Leveraging the aforementioned traditional machine learning and deep learning methods, we conducted initial experiments on the detection of defect types within defect texts seeking the optimal classification strategy.

We designed several baseline models for comparison, categorizing them into traditional machine learning and deep learning methods. Firstly, we implemented various popular traditional machine learning algorithms, employing problem transformation methods including Binary Relevance with Support Vector Machines (BR-SVM)6, Classifier Chains with Support Vector Machines (CC-SVM)8, Label Powerset with Support Vector Machines (LabelPowerset-SVM)7, and Multi-Label k-Nearest Neighbors (ML-kNN)12.
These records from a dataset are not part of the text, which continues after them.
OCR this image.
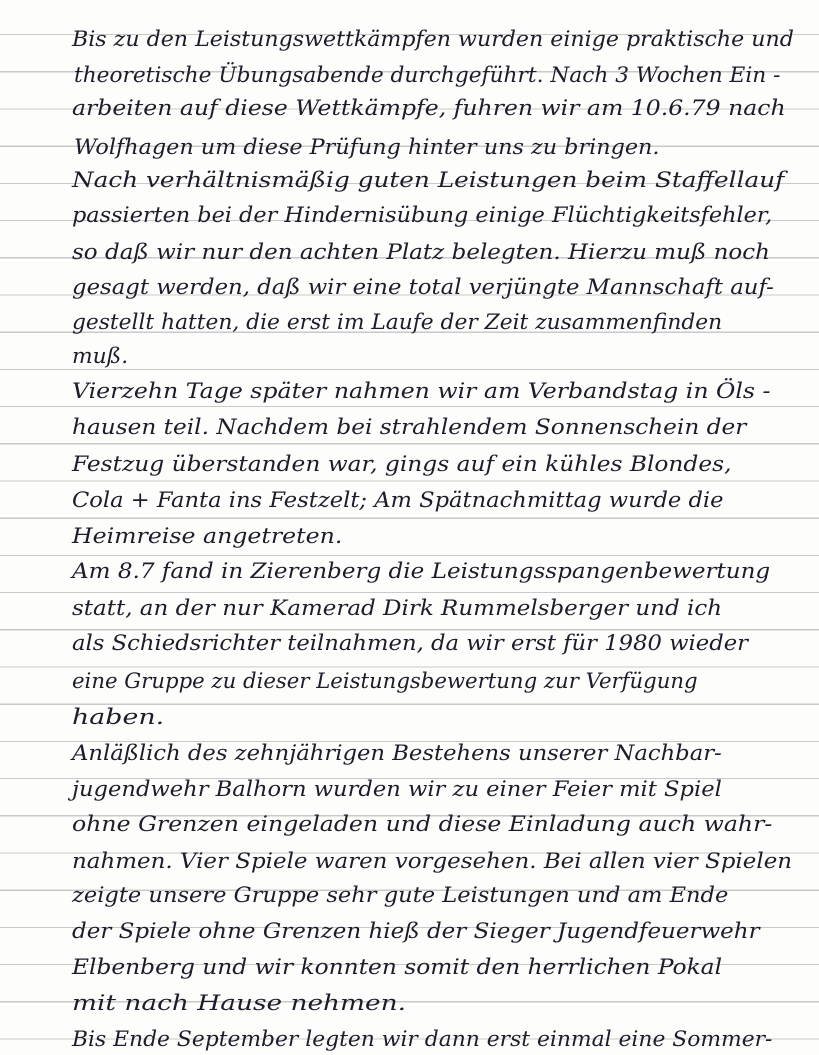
Bis zu den Leistungswettkämpfen wurden einige praktische und
theoretische Übungsabende durchgeführt. Nach 3 Wochen Ein -
arbeiten auf diese Wettkämpfe, fuhren wir am 10.6.79 nach
Wolfhagen um diese Prüfung hinter uns zu bringen.
Nach verhältnismäßig guten Leistungen beim Staffellauf
passierten bei der Hindernisübung einige Flüchtigkeitsfehler,
so daß wir nur den achten Platz belegten. Hierzu muß noch
gesagt werden, daß wir eine total verjüngte Mannschaft auf-
gestellt hatten, die erst im Laufe der Zeit zusammenfinden
muß.
Vierzehn Tage später nahmen wir am Verbandstag in Öls -
hausen teil. Nachdem bei strahlendem Sonnenschein der
Festzug überstanden war, gings auf ein kühles Blondes,
Cola + Fanta ins Festzelt; Am Spätnachmittag wurde die
Heimreise angetreten.
Am 8.7 fand in Zierenberg die Leistungsspangenbewertung
statt, an der nur Kamerad Dirk Rummelsberger und ich
als Schiedsrichter teilnahmen, da wir erst für 1980 wieder
eine Gruppe zu dieser Leistungsbewertung zur Verfügung
haben.
Anläßlich des zehnjährigen Bestehens unserer Nachbar-
jugendwehr Balhorn wurden wir zu einer Feier mit Spiel
ohne Grenzen eingeladen und diese Einladung auch wahr-
nahmen. Vier Spiele waren vorgesehen. Bei allen vier Spielen
zeigte unsere Gruppe sehr gute Leistungen und am Ende
der Spiele ohne Grenzen hieß der Sieger Jugendfeuerwehr
Elbenberg und wir konnten somit den herrlichen Pokal
mit nach Hause nehmen.
Bis Ende September legten wir dann erst einmal eine Sommer-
Additionally, we selected a high-performance traditional deep learning model called CNLE13d. The CNLE model employs a collaborative encoding approach to handle text sequences and label sequences, generating target labels for text classification by utilizing cooperative representations of these two sequences. The Text Label Co-attention Encoder (TLCE) takes text sequences and label sequences as input, generating representations that capture their mutual attention. The Adaptive Label Decoder (ALD) utilizes these text and label representations to calculate the probability for each category. Text classification is treated as a generation problem, where a label is generated at each decoding time step.

We also compared several algorithms based on pre-trained language models. Firstly, we explored various loss functions suitable for multi-label classification. Due to the prevalent dominance of the head class and the presence of negative instances, the common Binary Cross-Entropy (BCE) is susceptible to label imbalance. To address the challenges of class imbalance in the long-tail dataset in the context of multi-label text classification, CB20 further reweighted the focal loss, capturing the diminishing marginal returns of data. This method effectively reduces redundancy related to the head class. The DB15 loss function alleviates redundancy in label co-occurrence by merging rebalancing weights and assigns lower weights to easy-to-classify negative instances through Negative Tolerant Regularization (NTR).

Additionally, we experimented with methods based on document-label joint embedding and correlation-aware multi-task learning14. The multi-label classification, PLCP, and CLCP subtask modules generate probability distributions for their specific target labels based on context-aware representations derived from joint embeddings. The multi-task framework demonstrates strong capabilities in predicting low-frequency labels and learning label correlations.

Finally, we explored the approach of LightXML19 in the context of extreme multi-label text classification using pre-trained models. The Transformer model encodes the original text information into high-dimensional representations, enriching information content and enhancing the model’s generalization ability. Utilizing a collaborative network for label recall and label ranking in end-to-end training effectively reduces training time and model size. In this study, we conducted preliminary experiments on multi-label device defect detection in defect records using these 11 multi-label classification methods.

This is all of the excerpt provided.